Szöllosi Gergely J, Derényi Imre
Eötvös University, Budapest, Hungary.
Mol Biol Evol. 2009 Apr;26(4):867-74. doi: 10.1093/molbev/msp008. Epub 2009 Jan 23.
Genetic robustness, the preservation of an optimal phenotype in the face of mutations, is critical to the understanding of evolution as phenotypically expressed genetic variation is the fuel of natural selection. The origin of genetic robustness, whether it evolves directly by natural selection or it is a correlated byproduct of other phenotypic traits, is, however, unresolved. Examining micro-RNA (miRNA) genes of several eukaryotic species, Borenstein and Ruppin (Borenstein E, Ruppin E. 2006. Direct evolution of genetic robustness in microRNA. Proc Natl Acad Sci USA. 103: 6593) showed that the structure of miRNA precursor stem loops exhibits significantly increased mutational robustness in comparison with a sample of random RNA sequences with the same stem-loop structure. The observed robustness was found to be uncorrelated with traditional measures of environmental robustness-implying that miRNA sequences show evidence of the direct evolution of genetic robustness. These findings are surprising as theoretical results indicate that the direct evolution of robustness requires high mutation rates and/or large effective population sizes only found among RNA viruses, not multicellular eukaryotes. We demonstrate that the sampling method used by Borenstein and Ruppin introduced significant bias that lead to an overestimation of robustness. Introducing a novel measure of environmental robustness based on the equilibrium thermodynamic ensemble of secondary structures of the miRNA precursor sequences, we demonstrate that the biophysics of RNA folding induces a high level of correlation between genetic (mutational) and environmental (thermodynamic) robustness, as expected from the theory of plastogenetic congruence introduced by Ancel and Fontana (Ancel LW, Fontana W. 2000. Plasticity, evolvability, and modularity in RNA. J Exp Zool. 288: 242-283). In light of theoretical considerations, we believe that this correlation strongly suggests that genetic robustness observed in miRNA sequences is the byproduct of selection for environmental robustness.

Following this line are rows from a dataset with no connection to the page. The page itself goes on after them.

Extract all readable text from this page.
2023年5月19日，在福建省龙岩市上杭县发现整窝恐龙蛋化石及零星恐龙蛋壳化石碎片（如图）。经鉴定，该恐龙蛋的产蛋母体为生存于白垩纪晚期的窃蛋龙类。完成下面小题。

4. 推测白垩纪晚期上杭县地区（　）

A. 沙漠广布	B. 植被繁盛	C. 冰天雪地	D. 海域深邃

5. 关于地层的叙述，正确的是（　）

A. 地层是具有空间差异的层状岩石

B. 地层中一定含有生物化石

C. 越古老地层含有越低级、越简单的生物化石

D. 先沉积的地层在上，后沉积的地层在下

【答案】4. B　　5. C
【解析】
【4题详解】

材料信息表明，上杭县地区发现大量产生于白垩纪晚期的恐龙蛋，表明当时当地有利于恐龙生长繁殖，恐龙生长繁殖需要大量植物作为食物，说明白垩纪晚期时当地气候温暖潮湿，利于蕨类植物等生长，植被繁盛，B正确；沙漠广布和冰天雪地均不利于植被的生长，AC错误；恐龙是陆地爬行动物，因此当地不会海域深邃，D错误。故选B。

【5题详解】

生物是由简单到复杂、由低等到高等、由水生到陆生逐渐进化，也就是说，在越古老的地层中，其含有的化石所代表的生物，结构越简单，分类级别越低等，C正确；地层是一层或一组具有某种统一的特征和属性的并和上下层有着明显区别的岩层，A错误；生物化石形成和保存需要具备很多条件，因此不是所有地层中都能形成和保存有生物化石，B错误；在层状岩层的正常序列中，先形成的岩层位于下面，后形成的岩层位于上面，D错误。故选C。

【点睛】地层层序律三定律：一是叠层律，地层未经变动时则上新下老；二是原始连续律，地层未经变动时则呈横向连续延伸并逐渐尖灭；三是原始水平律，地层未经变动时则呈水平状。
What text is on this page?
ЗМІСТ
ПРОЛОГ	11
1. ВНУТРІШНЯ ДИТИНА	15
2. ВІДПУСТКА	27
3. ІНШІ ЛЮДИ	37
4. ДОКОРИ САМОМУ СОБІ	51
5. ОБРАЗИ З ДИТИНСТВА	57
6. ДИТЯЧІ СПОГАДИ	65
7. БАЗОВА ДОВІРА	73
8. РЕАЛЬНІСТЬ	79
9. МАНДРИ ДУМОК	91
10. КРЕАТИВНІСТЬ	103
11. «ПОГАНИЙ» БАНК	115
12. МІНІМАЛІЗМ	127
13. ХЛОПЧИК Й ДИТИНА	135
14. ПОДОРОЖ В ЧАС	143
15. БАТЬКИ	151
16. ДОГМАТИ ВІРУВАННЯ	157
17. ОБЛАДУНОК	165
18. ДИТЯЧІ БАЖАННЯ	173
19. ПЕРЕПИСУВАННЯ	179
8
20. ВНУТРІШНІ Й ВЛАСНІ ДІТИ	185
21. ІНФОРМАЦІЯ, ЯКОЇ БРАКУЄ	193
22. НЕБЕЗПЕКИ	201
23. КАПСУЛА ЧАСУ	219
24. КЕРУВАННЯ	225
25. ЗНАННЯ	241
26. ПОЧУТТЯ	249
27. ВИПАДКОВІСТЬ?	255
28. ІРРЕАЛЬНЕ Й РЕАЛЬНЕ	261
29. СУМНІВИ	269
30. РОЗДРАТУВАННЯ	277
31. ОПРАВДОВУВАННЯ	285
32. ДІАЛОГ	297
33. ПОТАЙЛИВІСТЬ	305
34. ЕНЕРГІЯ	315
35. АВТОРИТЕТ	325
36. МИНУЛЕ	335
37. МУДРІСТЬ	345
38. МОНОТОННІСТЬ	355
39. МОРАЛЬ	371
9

遗传稳健性,即在面对突变时对最优表型的维持,对于理解进化至关重要,因为表型表达的遗传变异是自然选择的动力。然而,遗传稳健性的起源,无论是直接通过自然选择进化而来,还是其他表型特征的相关副产品,仍未得到解决。通过研究几种真核生物的微小RNA(miRNA)基因,博伦斯坦和鲁平(博伦斯坦E,鲁平E。2006年。微小RNA中遗传稳健性的直接进化。美国国家科学院院刊。103:6593)表明,与具有相同茎环结构的随机RNA序列样本相比,miRNA前体茎环的结构表现出显著增强的突变稳健性。观察到的稳健性与传统的环境稳健性指标不相关,这意味着miRNA序列显示出遗传稳健性直接进化的证据。这些发现令人惊讶,因为理论结果表明,稳健性的直接进化需要高突变率和/或仅在RNA病毒而非多细胞真核生物中才有的大有效种群规模。我们证明,博伦斯坦和鲁平使用的采样方法引入了显著偏差,导致对稳健性的高估。基于miRNA前体序列二级结构的平衡热力学系综引入一种新的环境稳健性度量方法,我们证明RNA折叠的生物物理学在遗传(突变)稳健性和环境(热力学)稳健性之间诱导了高度相关性,正如安塞尔和丰塔纳提出的塑性遗传一致性理论所预期的那样(安塞尔LW,丰塔纳W。2000年。RNA的可塑性、进化能力和模块化。实验动物学杂志。288:242 - 283)。鉴于理论考量,我们认为这种相关性有力地表明,在miRNA序列中观察到的遗传稳健性是对环境稳健性选择的副产品。